“Mam!”
“Get down on the floor, Jem, right now! Take Mandy!” One of the men from the house and the dumpy woman were moving again; she could hear them. And the second man from the house had disappeared into the dark outside the circle of light. “ERNIE!”
“But, Mam, somebody’s coming!”
Everyone froze for an instant, and the sound of an engine advancing down the farm track came clearly through the night. She turned and grabbed the door handle, jerking it open just as Ernie’s engine finally coughed into full-throated life. She hurled herself into the seat, her feet narrowly missing Jem’s head as he peered up from the footwell, eyes huge in the dim light.

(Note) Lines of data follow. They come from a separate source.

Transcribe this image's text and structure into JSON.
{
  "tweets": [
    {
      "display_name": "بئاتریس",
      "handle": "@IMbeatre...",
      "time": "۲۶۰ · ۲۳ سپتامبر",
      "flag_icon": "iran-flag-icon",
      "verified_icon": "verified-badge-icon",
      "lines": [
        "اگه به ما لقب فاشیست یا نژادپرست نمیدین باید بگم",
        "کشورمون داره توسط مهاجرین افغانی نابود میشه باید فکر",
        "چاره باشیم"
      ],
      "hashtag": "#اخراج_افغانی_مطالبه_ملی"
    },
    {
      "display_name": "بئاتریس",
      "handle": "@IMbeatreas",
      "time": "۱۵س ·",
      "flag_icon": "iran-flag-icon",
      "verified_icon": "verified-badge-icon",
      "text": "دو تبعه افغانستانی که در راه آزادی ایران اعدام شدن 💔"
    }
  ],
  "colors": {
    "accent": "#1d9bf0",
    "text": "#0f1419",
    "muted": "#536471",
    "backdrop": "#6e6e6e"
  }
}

“Let’s go, Ernie,” she said, very calmly under the circumstance. “Kids, you stay down there.”
A rifle butt struck the window near Ernie’s head, starring the glass, and he yelped but didn’t, God bless him, flood the engine again. Another blow and the glass broke in a cascade of glittering fragments. Brianna dropped her own gun and lunged across Ernie, reaching for the rifle. She got a hand on it, but the man holding it wrenched it free. Grabbing wildly, she scrabbled at the balaclava’d shape, and the woolly helmet came off in her hand, leaving the man beneath openmouthed with shock.
The spotlight went off, plunging the yard into darkness, and bright spots danced in front of her eyes. It popped back on again as the new vehicle roared into the yard, horn blaring. Brianna lifted herself out of Ernie’s lap, trying to see out through the windshield, then flung herself toward the other side of the truck.

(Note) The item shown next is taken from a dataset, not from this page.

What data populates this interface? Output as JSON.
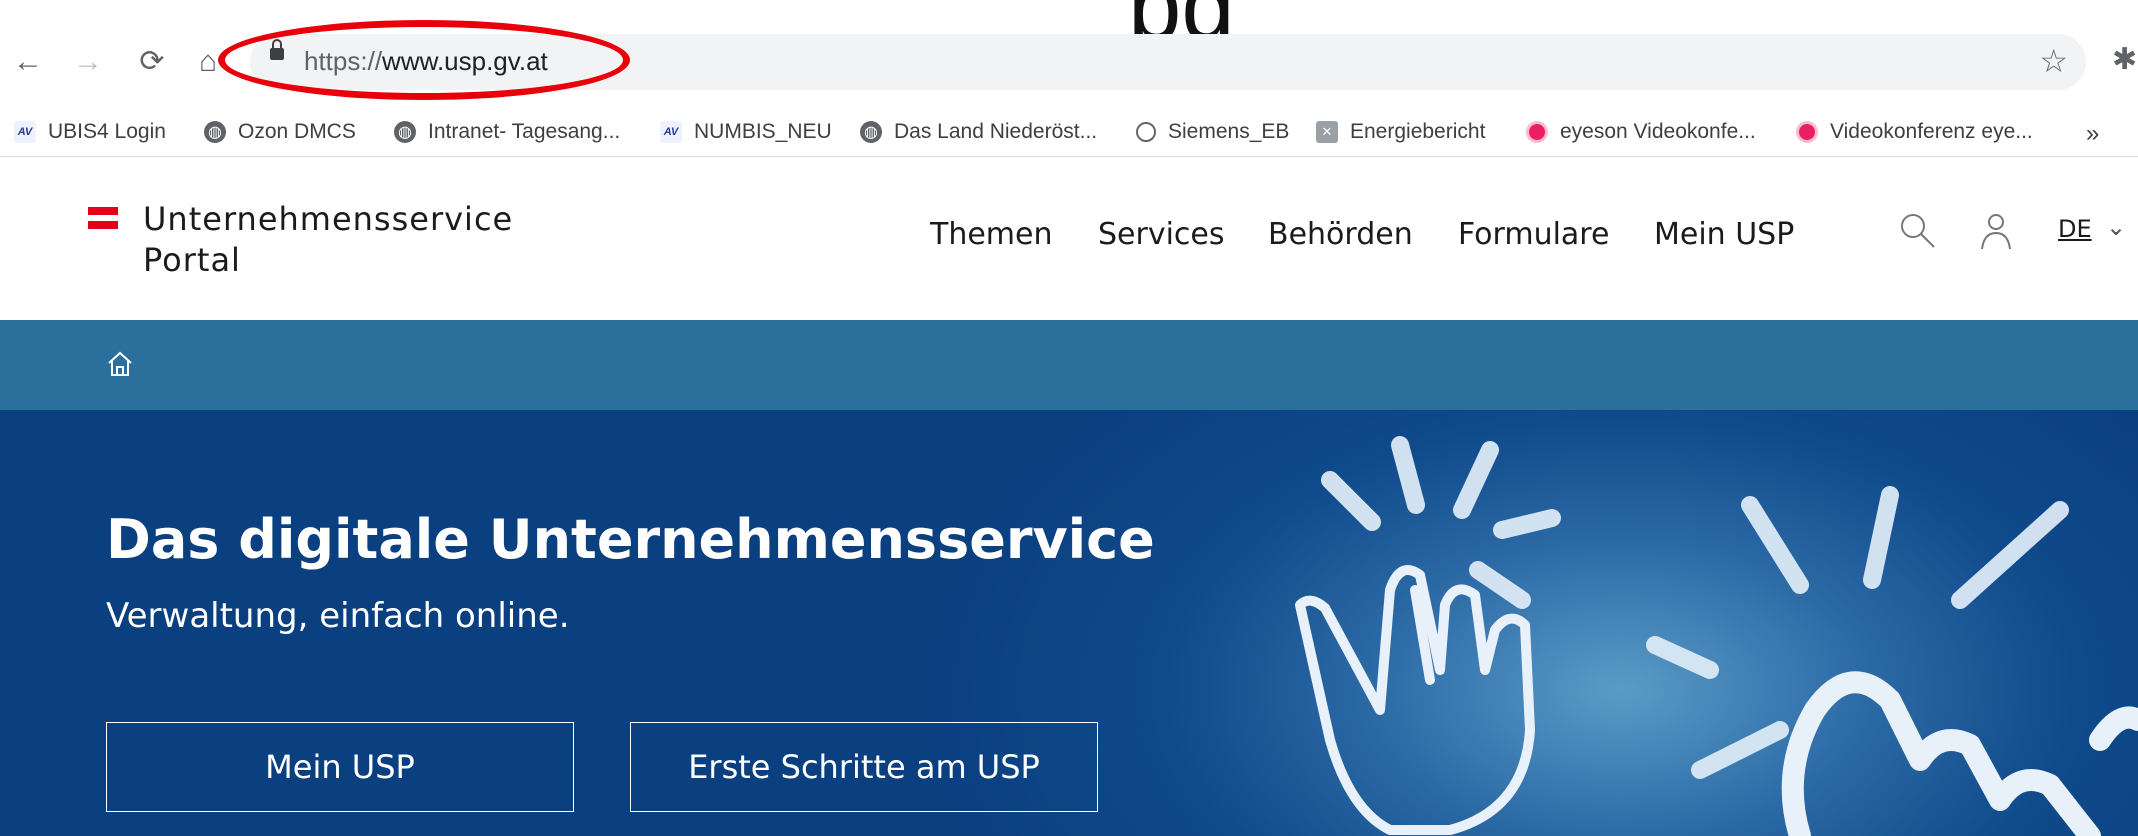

It was an ordinary car, a dark-blue Fiat, looking like a toy as it circled the yard, horn blatting like a sow in heat.
“Friend, d’ye think?” Ernie asked, his voice strained but not panicked. “Or foe?”
“Friend,” she said, breathless, as the Fiat charged three of the intruders who were standing together: the unmasked rifle-wielder, the woman in the Barbour jacket, and whoever the guy who wasn’t Rob Cameron was. They scattered like cockroaches into the grass, and Ernie slammed a fist on the dash in exultation.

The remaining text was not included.